От духоты на лбу выступают капельки пота. Здесь немного холоднее, чем в газовой камере. Я жуткая мерзлячка, но без свежего воздуха порою невыносимо, поэтому я открываю окно и несколько секунд стою возле него. Морозный ветерок обдувает моё лицо: мои растрёпанные волосы, мои не очень густые реснички, мою светлую кожу. Выглядываю наружу. На асфальте лежит мягкий снег уже серого цвета. Прямо на Новый Год синоптики обещают снегопад (пишут, что он будет с вероятностью восемьдесят процентов — а это почти обещание).
Хочу ещё больше снега, чтобы машины не ездили и Марат не мог добраться до работы. Пусть сидит в соседней квартире и гадает, почему я с ним не разговариваю. Если ему это, конечно, интересно.
На телефон приходит уведомление с протяжным коровьем «му». Опять пора кормить животных. И загрузить пароход. И наловить раков. И поискать гвоздей. Я играю в эту ферму лет пять. Странно, наверное, когда ты считаешь виртуальных свиней и коров своими друзьями и обязуешься заботиться о них так же, как если бы они были настоящими.
Как удивительно, но после знакомства с Маратом мои виртуальные животные были некормлены и лишены круглосуточной заботы. Впервые мне даже пришло сообщение, что они скучают по мне.

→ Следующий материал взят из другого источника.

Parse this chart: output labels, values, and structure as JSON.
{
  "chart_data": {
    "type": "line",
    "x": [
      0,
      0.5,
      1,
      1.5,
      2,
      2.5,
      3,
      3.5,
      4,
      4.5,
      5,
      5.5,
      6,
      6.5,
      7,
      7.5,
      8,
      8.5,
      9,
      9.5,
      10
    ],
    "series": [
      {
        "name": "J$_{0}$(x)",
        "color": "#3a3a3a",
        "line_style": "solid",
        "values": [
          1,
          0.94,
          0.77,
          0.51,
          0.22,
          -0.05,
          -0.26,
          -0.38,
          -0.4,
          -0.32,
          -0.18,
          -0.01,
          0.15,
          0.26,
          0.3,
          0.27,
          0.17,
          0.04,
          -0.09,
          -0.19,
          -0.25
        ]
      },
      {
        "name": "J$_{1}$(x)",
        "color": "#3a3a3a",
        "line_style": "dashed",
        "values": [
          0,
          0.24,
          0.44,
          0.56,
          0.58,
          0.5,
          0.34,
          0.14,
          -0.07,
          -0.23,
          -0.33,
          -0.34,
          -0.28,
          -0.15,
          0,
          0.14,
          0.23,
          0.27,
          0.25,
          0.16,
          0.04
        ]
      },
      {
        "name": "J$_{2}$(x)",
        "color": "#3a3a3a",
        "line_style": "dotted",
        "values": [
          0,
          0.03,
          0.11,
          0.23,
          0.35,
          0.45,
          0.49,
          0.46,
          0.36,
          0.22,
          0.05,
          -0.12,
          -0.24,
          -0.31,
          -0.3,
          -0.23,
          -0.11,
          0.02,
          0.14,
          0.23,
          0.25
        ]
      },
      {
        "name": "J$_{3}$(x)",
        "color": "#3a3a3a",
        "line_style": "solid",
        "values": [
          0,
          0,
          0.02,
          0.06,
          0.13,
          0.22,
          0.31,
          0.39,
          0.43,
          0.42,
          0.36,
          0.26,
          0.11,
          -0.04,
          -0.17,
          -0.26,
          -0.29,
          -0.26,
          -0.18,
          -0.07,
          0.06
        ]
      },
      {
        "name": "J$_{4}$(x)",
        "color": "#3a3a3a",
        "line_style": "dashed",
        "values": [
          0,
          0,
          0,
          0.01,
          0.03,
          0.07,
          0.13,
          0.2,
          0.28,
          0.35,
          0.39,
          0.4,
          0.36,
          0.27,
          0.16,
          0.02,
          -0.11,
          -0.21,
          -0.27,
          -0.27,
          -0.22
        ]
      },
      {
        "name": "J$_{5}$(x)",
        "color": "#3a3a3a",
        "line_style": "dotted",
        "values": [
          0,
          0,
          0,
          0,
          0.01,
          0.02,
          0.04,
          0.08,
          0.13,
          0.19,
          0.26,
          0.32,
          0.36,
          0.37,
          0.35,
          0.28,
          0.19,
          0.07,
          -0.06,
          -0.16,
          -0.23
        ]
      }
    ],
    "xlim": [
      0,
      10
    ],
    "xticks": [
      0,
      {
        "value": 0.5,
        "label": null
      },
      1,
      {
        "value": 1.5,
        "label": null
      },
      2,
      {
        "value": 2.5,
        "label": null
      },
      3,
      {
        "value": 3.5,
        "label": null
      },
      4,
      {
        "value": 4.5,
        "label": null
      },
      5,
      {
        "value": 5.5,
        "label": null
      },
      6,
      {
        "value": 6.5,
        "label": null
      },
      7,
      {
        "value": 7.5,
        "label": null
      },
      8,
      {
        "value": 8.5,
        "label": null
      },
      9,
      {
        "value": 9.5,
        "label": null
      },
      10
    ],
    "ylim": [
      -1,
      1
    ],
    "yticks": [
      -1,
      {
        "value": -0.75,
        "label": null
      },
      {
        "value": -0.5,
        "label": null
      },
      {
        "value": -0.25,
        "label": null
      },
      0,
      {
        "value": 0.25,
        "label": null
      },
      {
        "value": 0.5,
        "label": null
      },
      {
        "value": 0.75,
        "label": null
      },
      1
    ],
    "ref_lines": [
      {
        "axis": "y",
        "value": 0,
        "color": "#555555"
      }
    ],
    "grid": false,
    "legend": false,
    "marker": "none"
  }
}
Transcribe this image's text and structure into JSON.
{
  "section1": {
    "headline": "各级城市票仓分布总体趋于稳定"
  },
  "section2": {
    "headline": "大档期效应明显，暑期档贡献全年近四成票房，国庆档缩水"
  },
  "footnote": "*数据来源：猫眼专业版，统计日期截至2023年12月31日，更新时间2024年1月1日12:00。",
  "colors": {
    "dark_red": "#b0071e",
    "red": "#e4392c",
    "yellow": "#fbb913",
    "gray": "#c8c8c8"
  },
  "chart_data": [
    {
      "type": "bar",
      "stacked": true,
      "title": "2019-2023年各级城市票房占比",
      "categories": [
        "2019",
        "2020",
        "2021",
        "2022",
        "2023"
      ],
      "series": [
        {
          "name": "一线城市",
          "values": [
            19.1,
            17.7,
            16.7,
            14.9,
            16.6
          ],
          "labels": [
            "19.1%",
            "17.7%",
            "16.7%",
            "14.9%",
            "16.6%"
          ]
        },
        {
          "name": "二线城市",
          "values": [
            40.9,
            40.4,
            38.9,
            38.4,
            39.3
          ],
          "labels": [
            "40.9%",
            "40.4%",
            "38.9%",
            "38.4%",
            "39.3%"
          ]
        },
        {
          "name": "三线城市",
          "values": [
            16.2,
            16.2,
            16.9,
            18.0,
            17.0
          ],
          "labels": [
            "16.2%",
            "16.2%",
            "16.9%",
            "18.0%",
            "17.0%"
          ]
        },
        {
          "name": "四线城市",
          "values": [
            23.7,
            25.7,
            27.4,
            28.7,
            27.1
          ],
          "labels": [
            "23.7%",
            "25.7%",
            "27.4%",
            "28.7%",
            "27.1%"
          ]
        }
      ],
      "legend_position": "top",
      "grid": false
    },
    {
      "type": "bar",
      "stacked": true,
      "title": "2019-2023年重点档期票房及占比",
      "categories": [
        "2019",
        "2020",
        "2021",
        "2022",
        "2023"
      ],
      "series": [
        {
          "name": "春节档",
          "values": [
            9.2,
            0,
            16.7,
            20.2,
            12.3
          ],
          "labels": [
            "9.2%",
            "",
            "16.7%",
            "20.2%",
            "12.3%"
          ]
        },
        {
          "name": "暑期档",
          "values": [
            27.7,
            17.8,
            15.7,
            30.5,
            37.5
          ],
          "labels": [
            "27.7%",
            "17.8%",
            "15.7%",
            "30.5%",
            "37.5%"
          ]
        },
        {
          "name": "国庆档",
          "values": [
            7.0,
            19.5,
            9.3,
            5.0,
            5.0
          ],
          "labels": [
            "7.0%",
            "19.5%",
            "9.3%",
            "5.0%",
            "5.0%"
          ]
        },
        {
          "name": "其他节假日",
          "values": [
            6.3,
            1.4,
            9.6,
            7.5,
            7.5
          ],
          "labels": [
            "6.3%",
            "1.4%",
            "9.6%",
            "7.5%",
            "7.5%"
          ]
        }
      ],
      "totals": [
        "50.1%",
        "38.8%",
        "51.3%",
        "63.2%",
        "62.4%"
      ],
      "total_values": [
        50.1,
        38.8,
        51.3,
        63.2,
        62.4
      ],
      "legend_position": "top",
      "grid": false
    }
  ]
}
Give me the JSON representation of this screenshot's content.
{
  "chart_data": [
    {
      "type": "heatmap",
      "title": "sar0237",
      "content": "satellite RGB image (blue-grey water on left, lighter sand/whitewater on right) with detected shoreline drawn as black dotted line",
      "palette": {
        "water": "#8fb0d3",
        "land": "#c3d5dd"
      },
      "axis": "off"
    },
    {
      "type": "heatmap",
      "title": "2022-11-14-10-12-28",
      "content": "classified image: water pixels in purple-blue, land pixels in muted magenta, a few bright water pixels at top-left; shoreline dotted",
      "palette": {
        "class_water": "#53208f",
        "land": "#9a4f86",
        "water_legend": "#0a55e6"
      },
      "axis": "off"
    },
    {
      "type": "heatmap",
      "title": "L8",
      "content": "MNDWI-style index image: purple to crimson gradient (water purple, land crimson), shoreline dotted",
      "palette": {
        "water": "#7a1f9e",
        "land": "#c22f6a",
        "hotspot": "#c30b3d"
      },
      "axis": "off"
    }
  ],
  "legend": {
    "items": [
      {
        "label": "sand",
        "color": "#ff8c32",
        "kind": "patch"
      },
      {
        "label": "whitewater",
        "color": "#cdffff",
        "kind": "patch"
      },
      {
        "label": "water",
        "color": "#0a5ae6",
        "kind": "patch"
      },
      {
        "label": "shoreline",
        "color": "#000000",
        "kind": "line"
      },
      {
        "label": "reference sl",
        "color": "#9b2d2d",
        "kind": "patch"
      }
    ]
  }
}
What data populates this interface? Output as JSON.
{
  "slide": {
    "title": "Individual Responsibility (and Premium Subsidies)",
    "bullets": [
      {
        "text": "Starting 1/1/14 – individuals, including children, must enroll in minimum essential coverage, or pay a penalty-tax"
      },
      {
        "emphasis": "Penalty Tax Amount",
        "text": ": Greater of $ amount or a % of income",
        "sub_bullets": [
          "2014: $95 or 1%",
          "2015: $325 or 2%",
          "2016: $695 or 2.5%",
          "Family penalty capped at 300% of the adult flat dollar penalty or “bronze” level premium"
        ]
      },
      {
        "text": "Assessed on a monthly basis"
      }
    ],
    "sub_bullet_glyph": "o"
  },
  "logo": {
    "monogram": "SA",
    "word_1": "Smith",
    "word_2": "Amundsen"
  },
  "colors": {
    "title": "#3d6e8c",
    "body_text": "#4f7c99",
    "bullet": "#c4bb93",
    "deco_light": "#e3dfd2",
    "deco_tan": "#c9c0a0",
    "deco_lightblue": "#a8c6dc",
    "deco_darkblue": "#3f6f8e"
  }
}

Улыбнувшись, беру телефон, но что-то меня отвлекает: это что-то — ручка двери, резко опустившаяся вниз. Но дверь заперта, поэтому ко мне никто не зашёл.
Я прислушиваюсь, но в этом нет необходимости. Он сам подаёт свой голос:
— Открой, — требует он.
— Нет.
— Сеня, открой эту чёртову дверь, — уже чуть более спокойно говорит Марат, но я всё равно слышу, как сильно он раздражён. — Я не собираюсь играть с тобой в кошки-мышки. Либо ты немедленно открываешь дверь, либо я её выбью.
Уверена, что он не лжёт и не блефует. Он и правда её выбьет. Потом, может быть, починит. Или поменяет на новую. Но сначала — обязательно выбьет.
Ещё пару секунд я колеблюсь, но в итоге всё-таки подхожу и поворачиваю внутренний замочек. Он щёлкает, и Марат сразу же открывает дверь. На этот раз я не поднимаю голову, чтобы найти его взгляд, нет. Наоборот: я отворачиваюсь, чтобы он понял, как противен мне сейчас.
— В чём дело? — грубо спрашивает он, закрывая за собой дверь.
— Ни в чём, — шепчу я.
— Я спрашиваю, в чём дело, — повторяет он и разворачивает меня к себе, крепко схватив рукой моё запястье.
— Мне больно. Отпусти, — прошу я, на этот раз смотря ему прямо в глаза.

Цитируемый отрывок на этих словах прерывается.